Re: Learning how to code free movement and panning in a game like Swamp.

Okay. So, here is an informative Python repl session.

>>> import timeit
>>> timeit.timeit(lambda: pan_value((5, 0), 90, (2, 0)), number=10000)/10000.0
1.0377488363072835e-05
>>> timeit.timeit(lambda: pan_value((5, 0), 90, (2, 0)), number=10000)
0.10387503569908141
>>>

So you can basically run 2 or 3 thousand calls to it a frame without it even being that big a deal.
Your version may be faster, but mine is extensible.  The magnitude, normalize  and dot functions I am utilizing will work with any number of dimensions, up to and including vectors that are so long they break your ram.  Unfortunately, the pan_value function only works in 2-the 3-dimensional version absolutely requires transformation matrices, because otherwise you have to do a projection onto a plane.  Obviously panning stops mattering once we get into 4, as do most games.

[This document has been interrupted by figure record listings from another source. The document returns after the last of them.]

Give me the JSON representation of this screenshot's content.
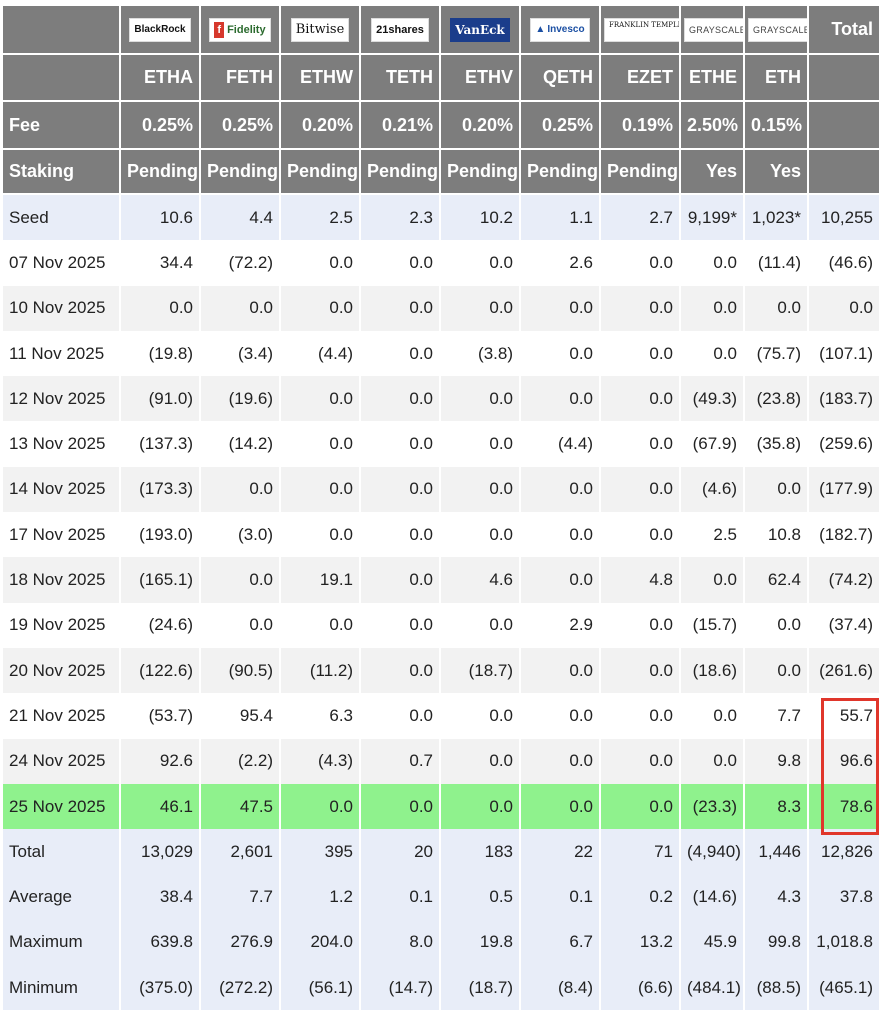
{
  "header": {
    "logos": [
      "BlackRock",
      "Fidelity",
      "Bitwise",
      "21shares",
      "VanEck",
      "Invesco",
      "FRANKLIN TEMPLETON",
      "GRAYSCALE",
      "GRAYSCALE"
    ],
    "total_label": "Total",
    "tickers": [
      "ETHA",
      "FETH",
      "ETHW",
      "TETH",
      "ETHV",
      "QETH",
      "EZET",
      "ETHE",
      "ETH"
    ],
    "fee_label": "Fee",
    "fees": [
      "0.25%",
      "0.25%",
      "0.20%",
      "0.21%",
      "0.20%",
      "0.25%",
      "0.19%",
      "2.50%",
      "0.15%"
    ],
    "staking_label": "Staking",
    "staking": [
      "Pending",
      "Pending",
      "Pending",
      "Pending",
      "Pending",
      "Pending",
      "Pending",
      "Yes",
      "Yes"
    ]
  },
  "rows": [
    {
      "label": "Seed",
      "cells": [
        "10.6",
        "4.4",
        "2.5",
        "2.3",
        "10.2",
        "1.1",
        "2.7",
        "9,199*",
        "1,023*",
        "10,255"
      ]
    },
    {
      "label": "07 Nov 2025",
      "cells": [
        "34.4",
        "(72.2)",
        "0.0",
        "0.0",
        "0.0",
        "2.6",
        "0.0",
        "0.0",
        "(11.4)",
        "(46.6)"
      ]
    },
    {
      "label": "10 Nov 2025",
      "cells": [
        "0.0",
        "0.0",
        "0.0",
        "0.0",
        "0.0",
        "0.0",
        "0.0",
        "0.0",
        "0.0",
        "0.0"
      ]
    },
    {
      "label": "11 Nov 2025",
      "cells": [
        "(19.8)",
        "(3.4)",
        "(4.4)",
        "0.0",
        "(3.8)",
        "0.0",
        "0.0",
        "0.0",
        "(75.7)",
        "(107.1)"
      ]
    },
    {
      "label": "12 Nov 2025",
      "cells": [
        "(91.0)",
        "(19.6)",
        "0.0",
        "0.0",
        "0.0",
        "0.0",
        "0.0",
        "(49.3)",
        "(23.8)",
        "(183.7)"
      ]
    },
    {
      "label": "13 Nov 2025",
      "cells": [
        "(137.3)",
        "(14.2)",
        "0.0",
        "0.0",
        "0.0",
        "(4.4)",
        "0.0",
        "(67.9)",
        "(35.8)",
        "(259.6)"
      ]
    },
    {
      "label": "14 Nov 2025",
      "cells": [
        "(173.3)",
        "0.0",
        "0.0",
        "0.0",
        "0.0",
        "0.0",
        "0.0",
        "(4.6)",
        "0.0",
        "(177.9)"
      ]
    },
    {
      "label": "17 Nov 2025",
      "cells": [
        "(193.0)",
        "(3.0)",
        "0.0",
        "0.0",
        "0.0",
        "0.0",
        "0.0",
        "2.5",
        "10.8",
        "(182.7)"
      ]
    },
    {
      "label": "18 Nov 2025",
      "cells": [
        "(165.1)",
        "0.0",
        "19.1",
        "0.0",
        "4.6",
        "0.0",
        "4.8",
        "0.0",
        "62.4",
        "(74.2)"
      ]
    },
    {
      "label": "19 Nov 2025",
      "cells": [
        "(24.6)",
        "0.0",
        "0.0",
        "0.0",
        "0.0",
        "2.9",
        "0.0",
        "(15.7)",
        "0.0",
        "(37.4)"
      ]
    },
    {
      "label": "20 Nov 2025",
      "cells": [
        "(122.6)",
        "(90.5)",
        "(11.2)",
        "0.0",
        "(18.7)",
        "0.0",
        "0.0",
        "(18.6)",
        "0.0",
        "(261.6)"
      ]
    },
    {
      "label": "21 Nov 2025",
      "cells": [
        "(53.7)",
        "95.4",
        "6.3",
        "0.0",
        "0.0",
        "0.0",
        "0.0",
        "0.0",
        "7.7",
        "55.7"
      ]
    },
    {
      "label": "24 Nov 2025",
      "cells": [
        "92.6",
        "(2.2)",
        "(4.3)",
        "0.7",
        "0.0",
        "0.0",
        "0.0",
        "0.0",
        "9.8",
        "96.6"
      ]
    },
    {
      "label": "25 Nov 2025",
      "cells": [
        "46.1",
        "47.5",
        "0.0",
        "0.0",
        "0.0",
        "0.0",
        "0.0",
        "(23.3)",
        "8.3",
        "78.6"
      ]
    },
    {
      "label": "Total",
      "cells": [
        "13,029",
        "2,601",
        "395",
        "20",
        "183",
        "22",
        "71",
        "(4,940)",
        "1,446",
        "12,826"
      ]
    },
    {
      "label": "Average",
      "cells": [
        "38.4",
        "7.7",
        "1.2",
        "0.1",
        "0.5",
        "0.1",
        "0.2",
        "(14.6)",
        "4.3",
        "37.8"
      ]
    },
    {
      "label": "Maximum",
      "cells": [
        "639.8",
        "276.9",
        "204.0",
        "8.0",
        "19.8",
        "6.7",
        "13.2",
        "45.9",
        "99.8",
        "1,018.8"
      ]
    },
    {
      "label": "Minimum",
      "cells": [
        "(375.0)",
        "(272.2)",
        "(56.1)",
        "(14.7)",
        "(18.7)",
        "(8.4)",
        "(6.6)",
        "(484.1)",
        "(88.5)",
        "(465.1)"
      ]
    }
  ],
  "colors": {
    "header_bg": "#7d7d7d",
    "negative": "#d13b32",
    "highlight_row": "#8ff28d",
    "summary_bg": "#e8edf8",
    "red_box": "#e0362b"
  }
}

But seriously, don't optimize until and unless it proves to be too slow.  This can be microoptimized even further by not using tuples at all and getting rid of the dot and normalize functions and technically you can compute cosine with a division.  But it simply does not matter.  Code for clarity, not for speed.

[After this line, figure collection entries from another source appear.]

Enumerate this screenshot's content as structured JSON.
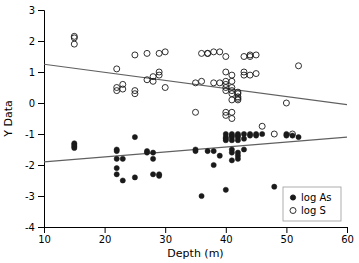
{
  "chart_data": {
    "type": "scatter",
    "xlabel": "Depth (m)",
    "ylabel": "Y Data",
    "xlim": [
      10,
      60
    ],
    "ylim": [
      -4,
      3
    ],
    "xticks": [
      10,
      20,
      30,
      40,
      50,
      60
    ],
    "yticks": [
      -4,
      -3,
      -2,
      -1,
      0,
      1,
      2,
      3
    ],
    "grid": false,
    "legend": "lower right",
    "series": [
      {
        "name": "log As",
        "type": "scatter",
        "marker": "circle",
        "color": "#1a1a1a",
        "x": [
          15,
          15,
          15,
          15,
          22,
          22,
          22,
          22,
          22,
          23,
          23,
          25,
          25,
          27,
          27,
          28,
          28,
          28,
          29,
          29,
          35,
          35,
          36,
          37,
          38,
          38,
          39,
          40,
          40,
          40,
          40,
          40,
          41,
          41,
          41,
          41,
          41,
          41,
          41,
          42,
          42,
          42,
          42,
          42,
          42,
          42,
          43,
          43,
          43,
          44,
          44,
          45,
          45,
          46,
          48,
          50,
          50,
          51,
          52
        ],
        "values": [
          -1.3,
          -1.35,
          -1.4,
          -1.45,
          -1.5,
          -1.55,
          -1.8,
          -2.1,
          -2.3,
          -1.8,
          -2.5,
          -1.1,
          -2.4,
          -1.55,
          -1.6,
          -1.6,
          -1.8,
          -2.3,
          -2.3,
          -2.35,
          -1.5,
          -1.55,
          -3.0,
          -1.55,
          -1.55,
          -2.0,
          -1.7,
          -1.0,
          -1.1,
          -1.15,
          -1.2,
          -2.8,
          -1.0,
          -1.05,
          -1.1,
          -1.2,
          -1.5,
          -1.6,
          -1.85,
          -1.0,
          -1.05,
          -1.1,
          -1.2,
          -1.6,
          -1.7,
          -1.8,
          -1.0,
          -1.15,
          -1.5,
          -1.0,
          -1.05,
          -1.0,
          -1.05,
          -1.0,
          -2.7,
          -1.0,
          -1.05,
          -1.05,
          -1.1
        ]
      },
      {
        "name": "log S",
        "type": "scatter",
        "marker": "open-circle",
        "color": "#1a1a1a",
        "x": [
          15,
          15,
          15,
          22,
          22,
          22,
          23,
          23,
          25,
          25,
          25,
          27,
          27,
          28,
          28,
          29,
          29,
          29,
          30,
          30,
          35,
          35,
          36,
          36,
          37,
          37,
          38,
          38,
          39,
          39,
          40,
          40,
          40,
          40,
          40,
          40,
          40,
          40,
          41,
          41,
          41,
          41,
          41,
          41,
          41,
          41,
          42,
          42,
          42,
          42,
          42,
          43,
          43,
          43,
          44,
          44,
          44,
          45,
          45,
          46,
          48,
          50,
          51,
          52
        ],
        "values": [
          1.9,
          2.1,
          2.15,
          0.4,
          0.5,
          1.1,
          0.45,
          0.6,
          0.3,
          0.4,
          1.55,
          0.75,
          1.6,
          0.7,
          0.85,
          0.9,
          1.0,
          1.6,
          0.5,
          1.65,
          -0.3,
          0.65,
          0.7,
          1.6,
          1.6,
          1.6,
          0.65,
          1.65,
          0.65,
          1.65,
          -0.3,
          -0.4,
          0.4,
          0.5,
          0.6,
          0.7,
          1.0,
          1.5,
          -0.5,
          -0.3,
          0.1,
          0.3,
          0.4,
          0.5,
          0.7,
          0.9,
          0.1,
          0.15,
          0.2,
          0.3,
          0.35,
          0.9,
          1.0,
          1.5,
          0.9,
          1.5,
          1.55,
          0.95,
          1.55,
          -0.75,
          -1.0,
          0.0,
          -1.0,
          1.2
        ]
      },
      {
        "type": "line",
        "line_style": "solid",
        "color": "#606060",
        "x": [
          10,
          60
        ],
        "values": [
          -1.9,
          -1.1
        ]
      },
      {
        "type": "line",
        "line_style": "solid",
        "color": "#606060",
        "x": [
          10,
          60
        ],
        "values": [
          1.25,
          -0.05
        ]
      }
    ]
  }
}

Make your game.&n bsp; When your game proves to be too slow, profile it.  Then fix whichever functions are at the top of the list of total time taken.  Any other optimization in Python is simply not worth it-if you are actually doing something that might actually have a performance issue of this sort at all then you're using C/C++.

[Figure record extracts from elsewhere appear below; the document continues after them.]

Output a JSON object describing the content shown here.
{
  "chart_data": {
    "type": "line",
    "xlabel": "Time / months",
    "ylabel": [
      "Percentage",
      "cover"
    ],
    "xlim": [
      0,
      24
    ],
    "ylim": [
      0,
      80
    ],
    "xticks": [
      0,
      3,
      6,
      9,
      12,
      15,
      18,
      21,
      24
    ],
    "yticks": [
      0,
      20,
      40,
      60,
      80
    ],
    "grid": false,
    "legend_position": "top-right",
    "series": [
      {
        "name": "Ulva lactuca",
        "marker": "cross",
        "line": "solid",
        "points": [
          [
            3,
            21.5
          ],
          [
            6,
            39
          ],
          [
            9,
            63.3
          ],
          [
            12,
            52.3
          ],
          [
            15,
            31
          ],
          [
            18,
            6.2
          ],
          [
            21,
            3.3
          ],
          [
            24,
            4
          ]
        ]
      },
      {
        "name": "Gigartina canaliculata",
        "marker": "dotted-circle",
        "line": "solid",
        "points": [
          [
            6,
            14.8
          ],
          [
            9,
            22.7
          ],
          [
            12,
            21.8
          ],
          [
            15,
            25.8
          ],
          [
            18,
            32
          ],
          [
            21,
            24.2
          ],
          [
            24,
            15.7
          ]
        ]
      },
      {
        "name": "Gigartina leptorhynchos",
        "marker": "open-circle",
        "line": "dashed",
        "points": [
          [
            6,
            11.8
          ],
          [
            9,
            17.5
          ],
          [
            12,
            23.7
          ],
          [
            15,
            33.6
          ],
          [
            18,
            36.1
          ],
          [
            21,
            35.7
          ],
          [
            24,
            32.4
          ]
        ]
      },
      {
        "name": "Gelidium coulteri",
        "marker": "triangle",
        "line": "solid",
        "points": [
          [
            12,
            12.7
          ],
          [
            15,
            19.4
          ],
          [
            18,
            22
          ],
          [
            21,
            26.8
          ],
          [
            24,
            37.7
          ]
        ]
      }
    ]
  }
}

And I could care less about Python 3-a huge number of libraries remain unported, enough that most people who use the language still use 2.  This is changing and I'll start caring when Twisted and Gevent port as, if you're going to try networked games in Python, you really really want one or the other of those.  3 has some very nice features, but a lot of the useful stuff is available as backports and it's just not worth it without all the stuff you can get in 2 (hint: gameobjects, possibly the ODE bindings, not sure if lxml ported yet or not...).  3 is nice in theory, but it's going to stay theory until we actually see a concerted effort by all the major libraries-in practice, braking backward compatibility in an established programming language as they did means they're lucky that Python is still popular.